Scientists may have found two different Higgs bosons
Scientists studying data from the Large Hadron Collider who announced the possible discovery of the 'God particle' - Higgs boson - now say they may have actually found not one, but two previously unknown particles.
Scientists studying data from the Large Hadron Collider who announced the possible discovery of the 'God particle' - Higgs boson - now say they may have actually found not one, but two previously unknown particles.
The most recent release from the Atlas experiment at the European Organisation for Nuclear Research (CERN) showed the scientists seem to have found one Higgs boson with one mass, and then another with a statistically significant slightly higher mass, the 'Daily Mail' reported.
There seems to be one version of Higgs boson with a mass of 123.5 gigaelectron volts (the unit particle physicists prefer using to measure mass) and a second Higgs with a mass of 126.6 GeV.
First proposed in 1964, the Higgs boson is the last missing piece of the Standard Model, a widely accepted theory that describes the basic building blocks of the universe.
According to that model of our world, the Higgs particle must exist to bestow mass on other fundamental particles. However, until it was possible to build high-powered colliders like the LHC, it has been impossible to detect.
Researchers at CERN in July announced that they believed their experiments had finally revealed the Higgs, but their findings may have been far from definite, the paper said.
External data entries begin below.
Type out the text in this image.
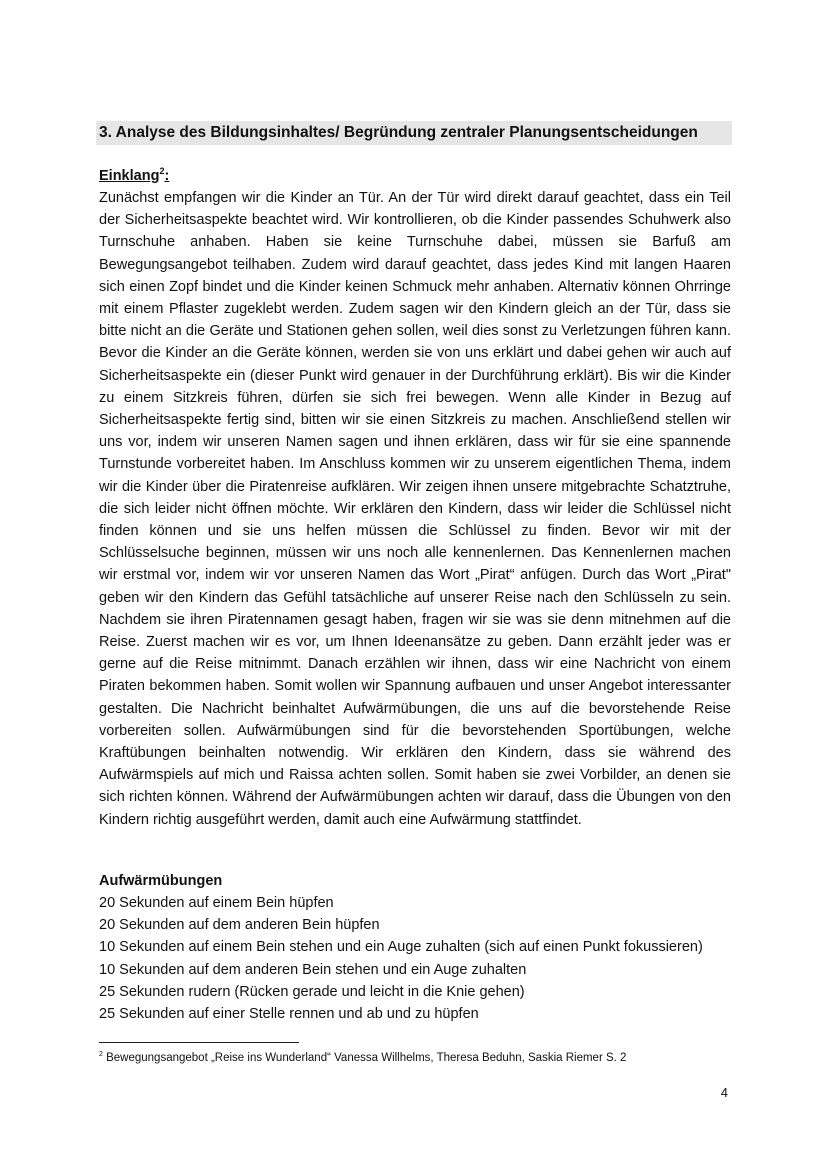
3. Analyse des Bildungsinhaltes/ Begründung zentraler Planungsentscheidungen

Einklang$^2$:

Zunächst empfangen wir die Kinder an Tür. An der Tür wird direkt darauf geachtet, dass ein Teil der Sicherheitsaspekte beachtet wird. Wir kontrollieren, ob die Kinder passendes Schuhwerk also Turnschuhe anhaben. Haben sie keine Turnschuhe dabei, müssen sie Barfuß am Bewegungsangebot teilhaben. Zudem wird darauf geachtet, dass jedes Kind mit langen Haaren sich einen Zopf bindet und die Kinder keinen Schmuck mehr anhaben. Alternativ können Ohrringe mit einem Pflaster zugeklebt werden. Zudem sagen wir den Kindern gleich an der Tür, dass sie bitte nicht an die Geräte und Stationen gehen sollen, weil dies sonst zu Verletzungen führen kann. Bevor die Kinder an die Geräte können, werden sie von uns erklärt und dabei gehen wir auch auf Sicherheitsaspekte ein (dieser Punkt wird genauer in der Durchführung erklärt). Bis wir die Kinder zu einem Sitzkreis führen, dürfen sie sich frei bewegen. Wenn alle Kinder in Bezug auf Sicherheitsaspekte fertig sind, bitten wir sie einen Sitzkreis zu machen. Anschließend stellen wir uns vor, indem wir unseren Namen sagen und ihnen erklären, dass wir für sie eine spannende Turnstunde vorbereitet haben. Im Anschluss kommen wir zu unserem eigentlichen Thema, indem wir die Kinder über die Piratenreise aufklären. Wir zeigen ihnen unsere mitgebrachte Schatztruhe, die sich leider nicht öffnen möchte. Wir erklären den Kindern, dass wir leider die Schlüssel nicht finden können und sie uns helfen müssen die Schlüssel zu finden. Bevor wir mit der Schlüsselsuche beginnen, müssen wir uns noch alle kennenlernen. Das Kennenlernen machen wir erstmal vor, indem wir vor unseren Namen das Wort „Pirat“ anfügen. Durch das Wort „Pirat" geben wir den Kindern das Gefühl tatsächliche auf unserer Reise nach den Schlüsseln zu sein. Nachdem sie ihren Piratennamen gesagt haben, fragen wir sie was sie denn mitnehmen auf die Reise. Zuerst machen wir es vor, um Ihnen Ideenansätze zu geben. Dann erzählt jeder was er gerne auf die Reise mitnimmt. Danach erzählen wir ihnen, dass wir eine Nachricht von einem Piraten bekommen haben. Somit wollen wir Spannung aufbauen und unser Angebot interessanter gestalten. Die Nachricht beinhaltet Aufwärmübungen, die uns auf die bevorstehende Reise vorbereiten sollen. Aufwärmübungen sind für die bevorstehenden Sportübungen, welche Kraftübungen beinhalten notwendig. Wir erklären den Kindern, dass sie während des Aufwärmspiels auf mich und Raissa achten sollen. Somit haben sie zwei Vorbilder, an denen sie sich richten können. Während der Aufwärmübungen achten wir darauf, dass die Übungen von den Kindern richtig ausgeführt werden, damit auch eine Aufwärmung stattfindet.

Aufwärmübungen

20 Sekunden auf einem Bein hüpfen
20 Sekunden auf dem anderen Bein hüpfen
10 Sekunden auf einem Bein stehen und ein Auge zuhalten (sich auf einen Punkt fokussieren)
10 Sekunden auf dem anderen Bein stehen und ein Auge zuhalten
25 Sekunden rudern (Rücken gerade und leicht in die Knie gehen)
25 Sekunden auf einer Stelle rennen und ab und zu hüpfen
$^2$ Bewegungsangebot „Reise ins Wunderland“ Vanessa Willhelms, Theresa Beduhn, Saskia Riemer S. 2
4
The Higgs they found appeared to show that the Higgs seemed to be decaying into two photons more often than they had expected - hinting at a new, as yet unimagined physics.
Now, scientists with the project's Atlas experiment have finally admitted the bizarre revelations from their data -that there appears to be not one Higgs' boson signal, but two, the paper quoted 'Scientific American' as saying.
Scientific American also reported that the Atlas team has spent the past month trying to find out whether it had made a mistake in their analysis. They have so far found none, raising the possibility that there may indeed be two Higgs bosons.
The anomalous result could of course still have been caused be a statistical blip that is not repeated as further data is collected, but there are certain versions of the Standard Model that predict the existence of multiple Higgs particles.
However these theories do not predict why one kind would decay into two Z particles, while the other decays into photons.
Furthermore, the similarity in mass of the two particles is something that even the variants of the Standard Model are not able to explain.
For the moment, the scientists at CERN are not too concerned. Tommaso Dorigo, an experimental particle physicist on the project CMS experiments says that it is likely to turn out to be a blip.